The Seattle area ranked as the third hottest apartment construction market in the nation, followed by Los Angeles-Long Beach, Austin-Round Rock, Washington-Arlington-Alexandria, Denver, Charlotte, Portland and Atlanta.

In all markets nationwide, multifamily permitting on a seasonally adjusted annual rate totaled 421,000 units in the year-ending May 2018. That’s down 8.5 percent from April’s rate.
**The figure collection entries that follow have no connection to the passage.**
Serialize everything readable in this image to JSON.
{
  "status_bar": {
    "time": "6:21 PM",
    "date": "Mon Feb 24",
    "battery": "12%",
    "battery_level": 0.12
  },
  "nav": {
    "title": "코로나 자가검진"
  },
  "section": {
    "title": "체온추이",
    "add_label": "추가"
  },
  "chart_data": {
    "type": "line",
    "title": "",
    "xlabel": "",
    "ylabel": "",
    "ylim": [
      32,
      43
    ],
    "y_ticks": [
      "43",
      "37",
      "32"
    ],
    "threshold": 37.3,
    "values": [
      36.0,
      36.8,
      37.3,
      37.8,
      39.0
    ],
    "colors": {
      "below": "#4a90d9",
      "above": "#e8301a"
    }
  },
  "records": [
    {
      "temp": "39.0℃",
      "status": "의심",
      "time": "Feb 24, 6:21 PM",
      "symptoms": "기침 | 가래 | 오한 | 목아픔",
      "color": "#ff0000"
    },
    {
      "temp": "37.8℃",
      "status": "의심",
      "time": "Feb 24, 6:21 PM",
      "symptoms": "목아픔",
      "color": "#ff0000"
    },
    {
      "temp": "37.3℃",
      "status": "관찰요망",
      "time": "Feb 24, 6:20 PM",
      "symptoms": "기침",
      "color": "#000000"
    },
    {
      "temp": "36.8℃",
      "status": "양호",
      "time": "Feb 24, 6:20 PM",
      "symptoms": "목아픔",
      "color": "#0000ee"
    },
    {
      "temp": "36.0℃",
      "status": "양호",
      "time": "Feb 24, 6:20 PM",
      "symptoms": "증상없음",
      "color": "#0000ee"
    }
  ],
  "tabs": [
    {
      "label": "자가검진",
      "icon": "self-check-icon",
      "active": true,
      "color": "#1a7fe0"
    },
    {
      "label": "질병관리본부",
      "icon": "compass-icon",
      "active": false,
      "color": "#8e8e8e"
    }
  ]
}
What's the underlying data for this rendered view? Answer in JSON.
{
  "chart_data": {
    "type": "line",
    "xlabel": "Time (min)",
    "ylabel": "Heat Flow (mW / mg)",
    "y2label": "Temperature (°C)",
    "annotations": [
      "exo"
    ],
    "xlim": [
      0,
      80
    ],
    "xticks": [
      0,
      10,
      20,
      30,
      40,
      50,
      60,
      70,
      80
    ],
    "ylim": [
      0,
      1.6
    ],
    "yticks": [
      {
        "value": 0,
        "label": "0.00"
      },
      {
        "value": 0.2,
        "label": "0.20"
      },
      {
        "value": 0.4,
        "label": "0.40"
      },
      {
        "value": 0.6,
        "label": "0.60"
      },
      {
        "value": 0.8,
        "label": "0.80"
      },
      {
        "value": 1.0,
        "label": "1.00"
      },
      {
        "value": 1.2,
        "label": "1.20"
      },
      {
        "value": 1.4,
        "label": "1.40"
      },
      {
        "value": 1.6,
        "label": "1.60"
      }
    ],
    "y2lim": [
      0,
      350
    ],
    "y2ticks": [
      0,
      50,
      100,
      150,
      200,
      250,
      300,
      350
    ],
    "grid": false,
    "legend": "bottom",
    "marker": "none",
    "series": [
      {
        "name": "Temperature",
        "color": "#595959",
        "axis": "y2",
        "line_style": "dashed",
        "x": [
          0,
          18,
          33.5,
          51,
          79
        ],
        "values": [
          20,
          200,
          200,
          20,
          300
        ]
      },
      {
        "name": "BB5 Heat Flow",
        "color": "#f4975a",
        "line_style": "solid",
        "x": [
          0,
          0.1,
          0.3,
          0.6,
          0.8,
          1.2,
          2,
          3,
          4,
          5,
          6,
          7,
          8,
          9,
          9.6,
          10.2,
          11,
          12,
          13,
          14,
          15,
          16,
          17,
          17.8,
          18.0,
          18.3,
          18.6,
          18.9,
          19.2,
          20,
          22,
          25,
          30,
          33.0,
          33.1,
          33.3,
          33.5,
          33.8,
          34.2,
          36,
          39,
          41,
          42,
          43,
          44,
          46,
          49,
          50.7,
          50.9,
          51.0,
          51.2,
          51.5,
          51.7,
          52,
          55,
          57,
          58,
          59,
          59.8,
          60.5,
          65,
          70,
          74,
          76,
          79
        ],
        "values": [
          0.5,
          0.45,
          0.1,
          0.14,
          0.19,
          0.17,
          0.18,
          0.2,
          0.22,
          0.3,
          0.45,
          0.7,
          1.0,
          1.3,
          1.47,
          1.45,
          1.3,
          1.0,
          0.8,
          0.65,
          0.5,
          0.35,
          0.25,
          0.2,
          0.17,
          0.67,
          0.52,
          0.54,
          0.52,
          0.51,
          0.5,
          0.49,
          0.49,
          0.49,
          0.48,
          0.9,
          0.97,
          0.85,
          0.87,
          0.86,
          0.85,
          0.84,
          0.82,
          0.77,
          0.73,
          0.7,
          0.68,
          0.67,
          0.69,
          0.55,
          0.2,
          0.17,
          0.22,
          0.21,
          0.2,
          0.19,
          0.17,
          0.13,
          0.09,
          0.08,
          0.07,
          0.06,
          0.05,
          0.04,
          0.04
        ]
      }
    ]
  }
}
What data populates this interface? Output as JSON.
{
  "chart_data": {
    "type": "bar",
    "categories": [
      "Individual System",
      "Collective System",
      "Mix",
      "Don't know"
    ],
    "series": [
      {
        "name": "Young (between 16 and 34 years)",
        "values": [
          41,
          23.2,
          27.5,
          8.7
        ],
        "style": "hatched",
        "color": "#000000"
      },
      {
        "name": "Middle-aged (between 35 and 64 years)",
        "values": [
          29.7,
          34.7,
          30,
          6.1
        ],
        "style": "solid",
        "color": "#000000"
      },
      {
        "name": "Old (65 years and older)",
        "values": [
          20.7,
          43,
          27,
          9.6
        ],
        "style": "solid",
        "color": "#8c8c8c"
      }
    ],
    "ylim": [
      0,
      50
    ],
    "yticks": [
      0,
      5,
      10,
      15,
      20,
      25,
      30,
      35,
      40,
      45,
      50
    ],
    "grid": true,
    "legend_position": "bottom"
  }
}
Even so, the annual figure was 9.1 percent higher than May 2017.

This was the third consecutive month exceeding 400,000 units nationwide and the ninth in the past 12 months.

The annual total of multifamily permits issued in the top 10 metros – 144,407 units – was 6.1 percent greater than the 136,046 issued in the previous 12 months.

Regionally, multifamily permitting rose by 31.1 percent in the Midwest and increased in each of the other three regions. The West saw a 7 percent jump in May, while the Northeast was up 5.7 percent. At 3.2 percent, the South region experienced the smallest increase in seasonally adjusted annual multifamily permits from last year.

The apartment construction comes as multifamily rent growth is slowing in Dallas-Fort Worth and nationwide. In a separate report in June, RealPage reported Dallas annual rent changes of just under 1 percent, compared to a national average of 2.3 percent.